Başkan Erdoğan'ın ilk günü Washington'da nasıl izlendi?
Washington’daki en tecrübeli yabancı muhabirler arasındayım. Yıllardır dün gibi Türkiye’nin pür dikkat ve heyecanla izlendiğini görmedim.
Yönetimin tüm birimlerinde insanlar Başkan Erdoğan’ın birinci gününün içerdiği mesajlara konsantre olmuştu. Onun ilk gün yaptığı tüm konuşmaların çevirileri anında analiz edildi. Birimler başkanlık döneminde Türkiye’nin yönünün ne olacağına ilişkin tahminler yapmak ve bunun Türk-Amerkan ilişkisini nasıl etkileyeceğini çıkarmaya çalıştılar.
İTİRAF ETMELİYİM BUNU İLK KEZ GÖRDÜM
'Ne olacak, bu da onların doğal işi değil mi zaten’ diye sorabilirsiniz. Gayet tabii ki yapmaları gereken iş bu. Ancak ben çok uzun süredir Amerikan yönetimlerinin Türkiye’ye bu kadar önem verdiğini ve dikkat kesildiklerini görmemiştim. Aslında sabahtan tüm birimledeki ilgili kişiler arasında müthiş bir telefon trafiği başlamıştı.
Ama Bakanlar Kurulu'na giren isimlerin açıklanmasına yaklaşılırken telefon trafiği öğleden sonra çılgın bir ritim kazandı. Yönetimin çeşitli birimlerinden Türkiye üzerine çalışan düşünce üretim merkezlerine yoğun yorum talepleri geldi.
ERDOĞAN'A DUYULAN SAYGI
Bu ilgi ve konsantrasyon yoğunluğuna bakıp yönetimin Başkan Erdoğan’ın aklına koyduğunu yapmak ve başarma azminden bayağı çekinmekte olduğunu görebiliyorsunuz. Özel sohbetlerde bana bunu açıkça söylüyorlar da bunu sevmek ile karıştırmayalım.
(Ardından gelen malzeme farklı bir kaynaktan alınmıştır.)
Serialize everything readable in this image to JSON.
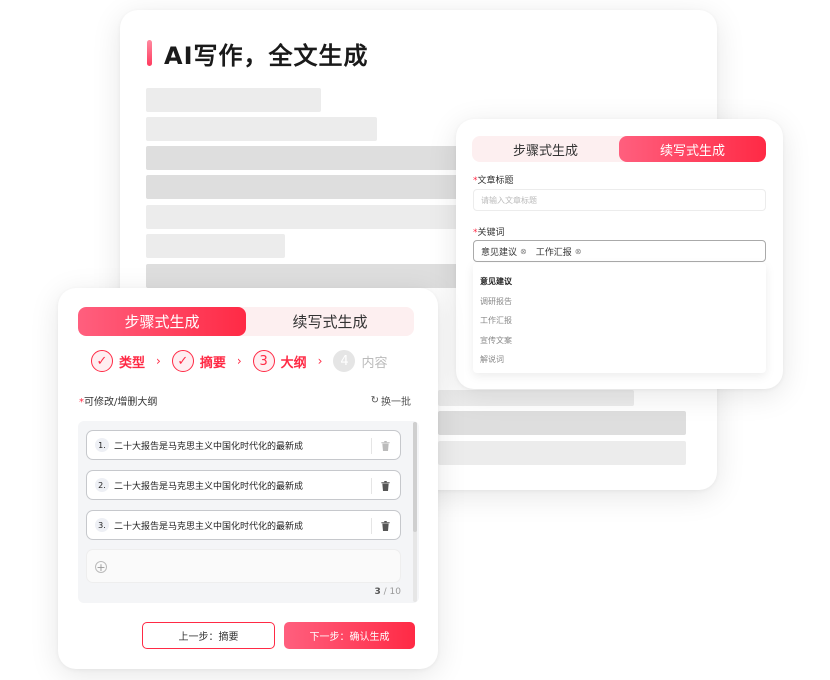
{
  "background_card": {
    "title": "AI写作，全文生成"
  },
  "right_panel": {
    "tabs": [
      {
        "label": "步骤式生成",
        "active": false
      },
      {
        "label": "续写式生成",
        "active": true
      }
    ],
    "title_field": {
      "required_mark": "*",
      "label": "文章标题",
      "placeholder": "请输入文章标题"
    },
    "keywords_field": {
      "required_mark": "*",
      "label": "关键词",
      "tags": [
        "意见建议",
        "工作汇报"
      ],
      "tag_remove_glyph": "⊗"
    },
    "dropdown_options": [
      "意见建议",
      "调研报告",
      "工作汇报",
      "宣传文案",
      "解说词"
    ]
  },
  "front_panel": {
    "tabs": [
      {
        "label": "步骤式生成",
        "active": true
      },
      {
        "label": "续写式生成",
        "active": false
      }
    ],
    "steps": [
      {
        "marker": "✓",
        "label": "类型",
        "state": "done"
      },
      {
        "marker": "✓",
        "label": "摘要",
        "state": "done"
      },
      {
        "marker": "3",
        "label": "大纲",
        "state": "current"
      },
      {
        "marker": "4",
        "label": "内容",
        "state": "pending"
      }
    ],
    "step_arrow": "›",
    "outline_label": {
      "required_mark": "*",
      "text": "可修改/增删大纲"
    },
    "refresh": {
      "icon": "refresh-icon",
      "glyph": "↻",
      "label": "换一批"
    },
    "outline_items": [
      {
        "number": "1.",
        "text": "二十大报告是马克思主义中国化时代化的最新成"
      },
      {
        "number": "2.",
        "text": "二十大报告是马克思主义中国化时代化的最新成"
      },
      {
        "number": "3.",
        "text": "二十大报告是马克思主义中国化时代化的最新成"
      }
    ],
    "add_glyph": "+",
    "counter": {
      "current": "3",
      "total": "/ 10"
    },
    "prev_button": "上一步：摘要",
    "next_button": "下一步：确认生成"
  },
  "colors": {
    "accent": "#ff2a45",
    "accent_light": "#ff5f7e",
    "tab_bg": "#fdeff0",
    "skeleton": "#ececec"
  }
}
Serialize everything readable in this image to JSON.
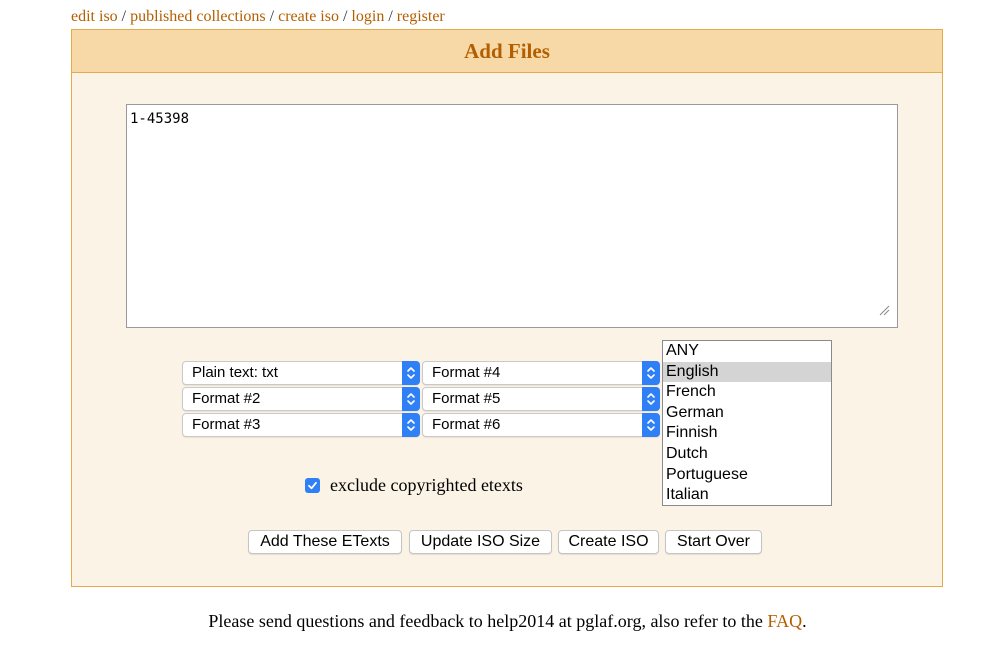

Amerika’nın bazı planlarını bozduğu için ve bağımsız, güçlü kararlar verebildiği için sevmiyorlar ve bunu çoğu net de ifade ediyorlar. Ama Erdoğan’a yönelik müthiş bir saygı var, bu kesin.
Ayrıca Başkan Erdoğan’dan korkuyorlar da. Bu da en eski Washington gazetecilerinden bir tanesi olarak benim de hoşuma gidiyor açıkçası. Türkiye’nin çok sevildğinin söylendiği yıllarda da burada çalışıyordum ama o günler Türkiye’nin yönetimine böylesine saygı duyulmuyordu. Sevgi değil saygı önemli olduğundan bir dış muhabir/yazar olarak naçizane ve saygıyla alkışlıyorum uzaktan Başkan Erdoğan’ı Türkiye’ye bunu sağladığı için.
İBRAHİM KALIN FAKTÖRÜ
Bakanların henüz daha açıklanmadığı saatlerde Washington’da konuştuğum insanlara "Sizin en çok merak ettiğiniz konu nedir" diye sordum. Doğal olarak hemen herkes dışişleri bakanının kim olacağını merak ediyordu. Ama ilginç bir detay vardı burada. Konuştuğum hemen herkes "İnşallah İbrahim Kalın olmaz" diyordu. Ben bunun nedenini sorunca çok ilginç bir cevap aldım. Bunların dediğine göre İbrahim Kalın Washington’daki etkin isimlerle temasını, diyaloğu hiç koparmamş. Dün isimler açıklanmadan önce "Şimdi o bakan olursa bu diyaloğumuz ve dirsek emasımız kopar mı diye çekiniyoruz" diyorlardı. Washington’u ve iç işleyişini çok iyi bilen İbrahim Kalın ile özellikle sosyal medya üzerinden diyaloğa Washington’un bayağı önem vermekte olduğu açıktı. Bu detay bana dış politikanın iç işleyişini anlamam açısından başka bir ufuk açtı.